The following code snippet offers a glance at how lambda expressions work in Haskell:

(x -> 2 * x + 1) 2

## Unravelling The Problem: Lambda at Work

Let’s say we’re presented with a small problem. We have a list of numbers and we need to transform this list by doubling all its elements. The solutions for this problem can demonstrate how Haskell and lambda complement each other beautifully.

Normally in Haskell, you’d define a function that doubles a number. Then you’d map that function across a list. But with lambda expressions, the whole process becomes much simpler, especially when the function is only used once.

One way to solve the problem is shown below:

map (x -> 2 * x) [1,2,3,4,5]

## Haskell Libraries and Functions: The Defining Toolkit

When using lambda expressions in Haskell, certain libraries and functions make the task handy. Two especially worthy of note are the “map” function and the “Control.Monad” library.

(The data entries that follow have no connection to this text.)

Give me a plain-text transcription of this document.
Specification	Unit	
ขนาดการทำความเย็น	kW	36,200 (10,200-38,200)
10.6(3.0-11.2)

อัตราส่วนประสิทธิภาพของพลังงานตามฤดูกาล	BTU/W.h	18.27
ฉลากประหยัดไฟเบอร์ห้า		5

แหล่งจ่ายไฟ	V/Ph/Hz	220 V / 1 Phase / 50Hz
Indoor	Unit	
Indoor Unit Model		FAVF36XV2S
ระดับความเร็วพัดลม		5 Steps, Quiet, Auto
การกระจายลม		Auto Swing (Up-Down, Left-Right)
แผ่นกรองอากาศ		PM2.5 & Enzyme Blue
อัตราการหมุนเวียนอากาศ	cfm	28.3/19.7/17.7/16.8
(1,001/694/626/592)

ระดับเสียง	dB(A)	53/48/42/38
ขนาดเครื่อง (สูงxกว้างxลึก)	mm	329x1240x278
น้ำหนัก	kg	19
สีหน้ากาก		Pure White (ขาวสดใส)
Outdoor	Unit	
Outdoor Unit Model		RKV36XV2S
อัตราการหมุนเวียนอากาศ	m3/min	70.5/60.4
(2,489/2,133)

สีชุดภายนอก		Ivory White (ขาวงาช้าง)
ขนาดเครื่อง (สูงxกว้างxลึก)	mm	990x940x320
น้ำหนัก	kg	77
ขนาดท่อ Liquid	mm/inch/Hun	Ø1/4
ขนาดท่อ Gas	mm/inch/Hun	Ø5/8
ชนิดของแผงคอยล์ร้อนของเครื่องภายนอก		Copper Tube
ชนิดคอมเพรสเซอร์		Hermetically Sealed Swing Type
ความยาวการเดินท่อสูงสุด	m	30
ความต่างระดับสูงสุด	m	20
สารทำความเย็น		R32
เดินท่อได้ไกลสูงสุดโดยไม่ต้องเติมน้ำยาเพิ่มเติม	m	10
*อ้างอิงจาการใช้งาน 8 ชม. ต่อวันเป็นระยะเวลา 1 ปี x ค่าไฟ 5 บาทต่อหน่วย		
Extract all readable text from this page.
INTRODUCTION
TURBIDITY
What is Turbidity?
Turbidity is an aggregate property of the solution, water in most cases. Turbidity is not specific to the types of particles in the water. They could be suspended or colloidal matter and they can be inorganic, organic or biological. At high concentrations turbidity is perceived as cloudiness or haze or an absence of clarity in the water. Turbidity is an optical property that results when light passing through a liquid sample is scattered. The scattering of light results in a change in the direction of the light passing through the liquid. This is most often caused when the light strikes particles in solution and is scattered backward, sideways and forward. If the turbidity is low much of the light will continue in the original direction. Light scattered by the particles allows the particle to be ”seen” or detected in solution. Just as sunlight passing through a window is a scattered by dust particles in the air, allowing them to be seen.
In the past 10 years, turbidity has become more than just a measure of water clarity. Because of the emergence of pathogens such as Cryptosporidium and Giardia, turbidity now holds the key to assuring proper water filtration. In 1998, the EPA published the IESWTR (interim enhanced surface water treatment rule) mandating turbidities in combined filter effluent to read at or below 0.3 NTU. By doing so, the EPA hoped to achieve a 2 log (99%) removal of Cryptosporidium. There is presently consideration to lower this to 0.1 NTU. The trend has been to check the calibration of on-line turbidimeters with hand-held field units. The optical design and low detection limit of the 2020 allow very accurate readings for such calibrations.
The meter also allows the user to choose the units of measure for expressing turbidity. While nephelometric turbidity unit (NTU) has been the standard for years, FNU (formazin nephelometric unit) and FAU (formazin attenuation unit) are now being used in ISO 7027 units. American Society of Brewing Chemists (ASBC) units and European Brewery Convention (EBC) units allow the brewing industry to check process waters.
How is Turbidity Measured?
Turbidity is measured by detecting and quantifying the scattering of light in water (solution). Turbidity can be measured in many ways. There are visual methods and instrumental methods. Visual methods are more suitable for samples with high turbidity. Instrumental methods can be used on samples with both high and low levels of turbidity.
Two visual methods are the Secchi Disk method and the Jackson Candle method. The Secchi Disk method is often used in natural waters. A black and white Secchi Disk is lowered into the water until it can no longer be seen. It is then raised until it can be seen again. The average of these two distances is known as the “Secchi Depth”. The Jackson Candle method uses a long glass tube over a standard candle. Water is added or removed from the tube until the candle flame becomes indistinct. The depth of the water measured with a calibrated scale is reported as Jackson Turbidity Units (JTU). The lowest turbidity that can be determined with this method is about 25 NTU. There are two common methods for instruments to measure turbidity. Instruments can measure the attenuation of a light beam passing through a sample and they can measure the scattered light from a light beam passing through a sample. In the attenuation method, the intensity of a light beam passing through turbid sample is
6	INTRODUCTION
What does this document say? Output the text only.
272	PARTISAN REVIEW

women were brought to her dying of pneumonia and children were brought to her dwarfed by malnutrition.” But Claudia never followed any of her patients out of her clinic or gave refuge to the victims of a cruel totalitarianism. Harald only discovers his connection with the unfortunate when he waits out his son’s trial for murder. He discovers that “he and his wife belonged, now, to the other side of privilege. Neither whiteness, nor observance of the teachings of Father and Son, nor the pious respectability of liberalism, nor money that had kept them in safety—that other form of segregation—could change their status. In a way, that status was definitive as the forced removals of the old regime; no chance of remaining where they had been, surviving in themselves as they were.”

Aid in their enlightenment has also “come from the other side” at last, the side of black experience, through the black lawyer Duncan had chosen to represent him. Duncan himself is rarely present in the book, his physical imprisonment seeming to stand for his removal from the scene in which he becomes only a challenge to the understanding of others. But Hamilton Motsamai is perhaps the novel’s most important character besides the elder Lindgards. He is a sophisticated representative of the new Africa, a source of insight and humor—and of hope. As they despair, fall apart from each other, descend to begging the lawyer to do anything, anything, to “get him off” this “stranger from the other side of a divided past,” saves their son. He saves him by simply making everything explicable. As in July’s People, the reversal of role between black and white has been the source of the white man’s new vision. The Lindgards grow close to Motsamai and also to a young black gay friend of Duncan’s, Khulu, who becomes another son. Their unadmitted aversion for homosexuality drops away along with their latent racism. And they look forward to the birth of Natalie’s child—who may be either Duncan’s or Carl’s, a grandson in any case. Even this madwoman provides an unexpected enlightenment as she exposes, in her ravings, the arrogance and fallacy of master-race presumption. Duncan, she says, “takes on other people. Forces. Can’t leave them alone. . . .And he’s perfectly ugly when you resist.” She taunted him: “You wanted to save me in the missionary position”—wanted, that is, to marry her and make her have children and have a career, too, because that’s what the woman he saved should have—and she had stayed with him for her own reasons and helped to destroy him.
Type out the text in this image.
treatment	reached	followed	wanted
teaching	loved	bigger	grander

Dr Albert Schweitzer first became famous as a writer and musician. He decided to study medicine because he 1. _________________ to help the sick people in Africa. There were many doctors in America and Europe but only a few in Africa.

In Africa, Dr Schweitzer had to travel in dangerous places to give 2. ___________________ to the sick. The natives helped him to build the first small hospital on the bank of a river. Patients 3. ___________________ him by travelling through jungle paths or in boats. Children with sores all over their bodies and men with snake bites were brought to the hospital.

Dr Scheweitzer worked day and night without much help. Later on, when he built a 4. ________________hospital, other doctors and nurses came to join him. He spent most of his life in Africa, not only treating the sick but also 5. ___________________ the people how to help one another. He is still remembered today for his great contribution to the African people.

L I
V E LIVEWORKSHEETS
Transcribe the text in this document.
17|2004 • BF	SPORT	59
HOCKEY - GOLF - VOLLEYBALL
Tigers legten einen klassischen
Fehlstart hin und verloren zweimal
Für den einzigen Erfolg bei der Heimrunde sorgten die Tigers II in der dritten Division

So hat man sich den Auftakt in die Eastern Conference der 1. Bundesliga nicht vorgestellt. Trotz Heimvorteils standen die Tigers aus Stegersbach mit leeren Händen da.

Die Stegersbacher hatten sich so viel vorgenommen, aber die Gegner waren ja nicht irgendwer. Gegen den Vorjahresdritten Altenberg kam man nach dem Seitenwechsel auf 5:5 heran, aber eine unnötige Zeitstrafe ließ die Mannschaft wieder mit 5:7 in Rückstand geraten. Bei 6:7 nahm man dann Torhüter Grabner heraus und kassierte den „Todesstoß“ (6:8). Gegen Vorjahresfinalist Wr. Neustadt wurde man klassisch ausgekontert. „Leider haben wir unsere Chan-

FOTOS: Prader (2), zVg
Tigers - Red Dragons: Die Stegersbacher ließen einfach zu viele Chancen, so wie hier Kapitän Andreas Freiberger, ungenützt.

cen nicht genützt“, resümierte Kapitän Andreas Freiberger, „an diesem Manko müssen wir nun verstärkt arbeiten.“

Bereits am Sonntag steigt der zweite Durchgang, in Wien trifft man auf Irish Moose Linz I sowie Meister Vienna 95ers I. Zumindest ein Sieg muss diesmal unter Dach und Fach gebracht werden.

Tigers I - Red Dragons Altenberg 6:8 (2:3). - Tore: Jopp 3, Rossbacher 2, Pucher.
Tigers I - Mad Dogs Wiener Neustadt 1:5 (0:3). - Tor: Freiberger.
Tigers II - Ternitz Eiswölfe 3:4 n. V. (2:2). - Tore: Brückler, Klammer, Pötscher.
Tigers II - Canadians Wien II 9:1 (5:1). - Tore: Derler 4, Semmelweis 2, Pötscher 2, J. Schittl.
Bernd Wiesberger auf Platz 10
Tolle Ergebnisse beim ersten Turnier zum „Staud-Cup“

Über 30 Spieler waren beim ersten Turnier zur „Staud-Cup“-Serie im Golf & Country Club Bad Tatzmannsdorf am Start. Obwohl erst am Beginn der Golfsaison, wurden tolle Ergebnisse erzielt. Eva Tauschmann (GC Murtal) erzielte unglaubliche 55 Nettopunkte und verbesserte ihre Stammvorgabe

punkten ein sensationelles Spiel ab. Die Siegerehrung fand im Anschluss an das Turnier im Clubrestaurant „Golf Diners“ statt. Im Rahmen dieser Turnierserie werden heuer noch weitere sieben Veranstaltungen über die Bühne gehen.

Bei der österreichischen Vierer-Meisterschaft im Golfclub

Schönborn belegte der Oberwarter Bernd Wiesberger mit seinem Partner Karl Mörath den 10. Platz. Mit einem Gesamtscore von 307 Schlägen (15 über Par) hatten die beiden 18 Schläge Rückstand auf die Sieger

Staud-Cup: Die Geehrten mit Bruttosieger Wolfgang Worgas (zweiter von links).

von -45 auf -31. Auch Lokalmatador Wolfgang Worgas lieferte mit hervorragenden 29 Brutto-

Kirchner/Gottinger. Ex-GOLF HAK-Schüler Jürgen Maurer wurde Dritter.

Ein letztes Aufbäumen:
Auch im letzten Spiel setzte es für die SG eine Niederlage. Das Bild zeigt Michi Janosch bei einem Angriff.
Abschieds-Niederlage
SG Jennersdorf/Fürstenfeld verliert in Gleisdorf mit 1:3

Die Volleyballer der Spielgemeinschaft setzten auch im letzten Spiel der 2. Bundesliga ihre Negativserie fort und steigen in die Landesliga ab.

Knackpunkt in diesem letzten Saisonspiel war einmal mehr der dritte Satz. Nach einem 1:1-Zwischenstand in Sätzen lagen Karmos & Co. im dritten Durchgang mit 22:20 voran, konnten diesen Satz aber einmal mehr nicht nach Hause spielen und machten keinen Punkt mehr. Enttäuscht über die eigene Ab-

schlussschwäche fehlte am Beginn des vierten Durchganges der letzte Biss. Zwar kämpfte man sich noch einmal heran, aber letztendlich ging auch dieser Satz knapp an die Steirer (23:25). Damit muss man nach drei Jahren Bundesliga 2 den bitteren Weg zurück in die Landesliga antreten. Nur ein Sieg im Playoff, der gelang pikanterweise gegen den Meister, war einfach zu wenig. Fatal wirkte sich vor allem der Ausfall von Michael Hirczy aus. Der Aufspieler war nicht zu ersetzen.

In our problem solution, we used the “map” function. It’s a high-order function that takes a function and a list as arguments, applies the function to all elements in the list, and returns a list with the results.

Moreover, the library “Control.Monad” gives us numerous functions for working with monads, that underpin many operations in functional programming. Lambda expressions play a big part here, helping us generate flexible, reusable code pieces.

**Whether you’re a seasoned Haskell programmer or a beginner exploring the field, understanding lambda calculus will open doors to efficient functional programming. The power and simplicity of lambda, when harnessed correctly, can greatly streamline your code and make programming in Haskell a delightful experience.**

NOTE: This is a simplified explanation. Lambda calculus in Haskell can get quite complex and it’s a fascinating topic loaded with potential for learning and growth in functional programming.